The Burning Sky (The Elemental Trilogy #1)

“How can you help? If you will only . . .” He stopped.

He had been trying, with no apparent success, to bridge the chasm between them. But that was not all he wanted, was it? No, he was far more ambitious than even he had realized. He wanted her to . . .

“Fall in love with me.” He heard, loud and clear, the words the truth serum compelled from him. “If you loved me, everything would be so much easier.”



The transformation was horrendous, as if a hundred rodents were trying to gnaw their way out from underneath Iolanthe’s skin.

Afterward, she lay in place, unable to move—and not merely because of her physical feebleness.

The things that boy wanted frightened her.

She should laugh at such ambitions on his part: nothing about him held any romance for her, not his crown, not his black heart, not his beautiful liar’s face.

Yet she trembled inside, for what he wanted was not impossible.

It was not even improbable.



“I am not dead—or about to die,” said Titus in response to Fairfax’s gasp from the door.

She was at his side, her breaths ragged. “Then why are you on the floor?”

He had lost consciousness again after retaking most of the remedies. And it had seemed easier, after he had come to, simply to remain on the ground. “You had the nearest bed. How was the transformation, by the way?”

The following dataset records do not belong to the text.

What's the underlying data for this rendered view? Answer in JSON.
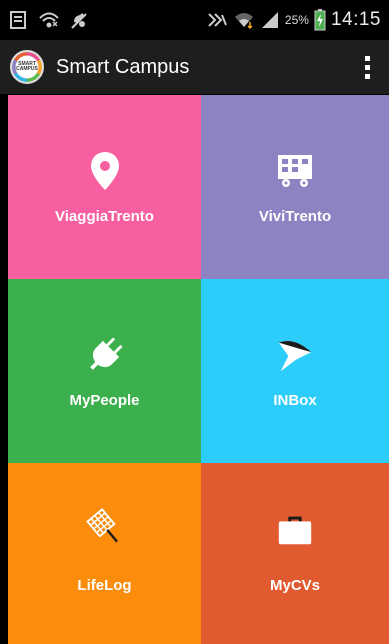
{
  "status_bar": {
    "battery_percent": "25%",
    "time": "14:15",
    "icons": [
      "sim-icon",
      "wifi-icon",
      "mute-icon",
      "nfc-icon",
      "wifi-signal-icon",
      "cell-signal-icon",
      "battery-charging-icon"
    ]
  },
  "app_bar": {
    "logo_text": "SMART CAMPUS",
    "title": "Smart Campus",
    "overflow_icon": "overflow-menu-icon"
  },
  "tiles": [
    {
      "label": "ViaggiaTrento",
      "icon": "location-pin-icon",
      "color": "#f75fa0"
    },
    {
      "label": "ViviTrento",
      "icon": "bus-icon",
      "color": "#8c83c2"
    },
    {
      "label": "MyPeople",
      "icon": "plug-icon",
      "color": "#3cb04c"
    },
    {
      "label": "INBox",
      "icon": "funnel-icon",
      "color": "#2ccdfa"
    },
    {
      "label": "LifeLog",
      "icon": "net-icon",
      "color": "#fb8c0c"
    },
    {
      "label": "MyCVs",
      "icon": "briefcase-icon",
      "color": "#e25a2f"
    }
  ]
}
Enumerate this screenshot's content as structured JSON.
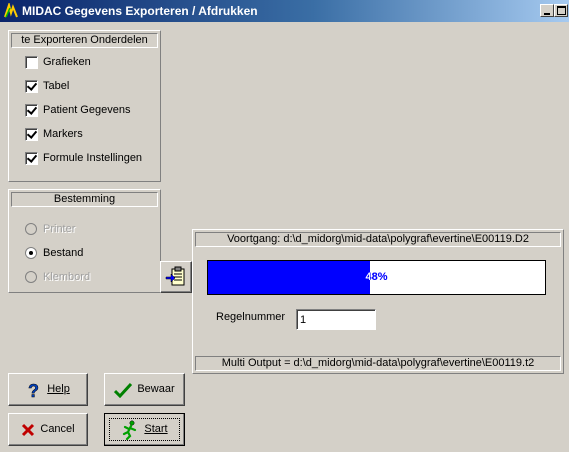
{
  "window": {
    "title": "MIDAC  Gegevens Exporteren / Afdrukken"
  },
  "export_parts": {
    "header": "te Exporteren Onderdelen",
    "items": [
      {
        "label": "Grafieken",
        "checked": false
      },
      {
        "label": "Tabel",
        "checked": true
      },
      {
        "label": "Patient Gegevens",
        "checked": true
      },
      {
        "label": "Markers",
        "checked": true
      },
      {
        "label": "Formule Instellingen",
        "checked": true
      }
    ]
  },
  "destination": {
    "header": "Bestemming",
    "options": [
      {
        "label": "Printer",
        "selected": false,
        "enabled": false
      },
      {
        "label": "Bestand",
        "selected": true,
        "enabled": true
      },
      {
        "label": "Klembord",
        "selected": false,
        "enabled": false
      }
    ]
  },
  "progress": {
    "header": "Voortgang: d:\\d_midorg\\mid-data\\polygraf\\evertine\\E00119.D2",
    "percent": 48,
    "percent_label": "48%",
    "line_number_label": "Regelnummer",
    "line_number_value": "1",
    "footer": "Multi Output = d:\\d_midorg\\mid-data\\polygraf\\evertine\\E00119.t2"
  },
  "buttons": {
    "help": "Help",
    "save": "Bewaar",
    "cancel": "Cancel",
    "start": "Start"
  },
  "icons": {
    "app": "midac-app-icon",
    "clipboard": "clipboard-arrow-icon",
    "help": "question-mark-icon",
    "save": "green-check-icon",
    "cancel": "red-x-icon",
    "start": "running-man-icon"
  },
  "colors": {
    "progress_fill": "#0000ff",
    "titlebar_start": "#0a246a",
    "titlebar_end": "#a6caf0"
  }
}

She did not answer, but only pulled him to his feet and half carried, half dragged him to the cot next door. “Are you sure you are not dying this instant?”

“I am very certain. I will die by falling, not lying comfortably in a bed.”

“What?”

Damn the truth serum still raging through his veins. He should have censored himself—she was no longer a bird. “Make me some tea, would you? Everything you need you will find in the repository, in the cabinet underneath the globe.”

She gave him a narrow-eyed glance but left, returning a few minutes later with two steaming mugs and a tin of everwell biscuits.

He tried to sit up.

She placed her palm firmly against his chest. “Stay down.”

“How do I drink tea on my back?”

“Have you forgotten who I am?” A globule of tea the color and translucency of smoky quartz floated toward him. “This is how you will drink tea lying down.”

Her expression was somewhere between anger and grief, but closer to which he could not tell. “I can sit up for a cup of tea,” he said.

“Don’t. I was there. I know what the Inquisitor did to you. I saw you bleed from the ears.”

He sucked in a breath. “You remember?”

“Yes.”

Before he attempted his first transmogrification, he had read all the extant literature on the subject. Transmogrification was fairly old magic, so even though it had always been frowned upon and at times outlawed, there was no lack of records and studies.

In fifteen hundred years, there had been only two accounts of mages claiming memory from time spent in animal form. Most scholars considered those mages to have been either exaggerating or lying outright.

But Fairfax was clearly not lying—there was no other way she could have known what happened to him in the Inquisition Chamber except to rely on her own memory.

“How?”

“I’m not sure. I wonder if it has anything to do with the blood oath—that I had to maintain a continuity of consciousness so that I am never in danger of betraying my word.”

He almost did not hear a thing she said as he recalled what he had said. If you loved me, everything would be so much easier.

She was still speaking, berating him for his stupidity in refusing to let the court physician treat him even though he had bled from his ears.

“I was not bleeding from the ears.”

“Don’t lie. I saw you.”

“I cannot lie to you while under the blood oath, remember? The blood came from the veins on my wrists—I had extractors hidden inside my cuff braces. The court physician would have realized. That was why I could not see him. I cannot allow word to get back to the Inquisitor that I am not as badly hurt as I appeared to be.”

The way she gaped at him, he could not tell whether she wanted to punch him or to hug him. Probably the former. He missed those brief hours when she would have hugged him. He never liked himself as much as when she had liked—even admired—him.

“How did you know you’d need extractors?” she asked, still suspicious.

“Before their minds broke, Inquisition subjects often bled from various orifices. I had hoped that when I bled, the Inquisitor would think she had gone far enough.”

She clamped her teeth over her upper lip. “Did she stop?”

“No.” He shook his head—and grimaced at the sharp pain brought on by the motion. “What happened in there? Did Captain Lowridge take it upon himself to break down the doors?”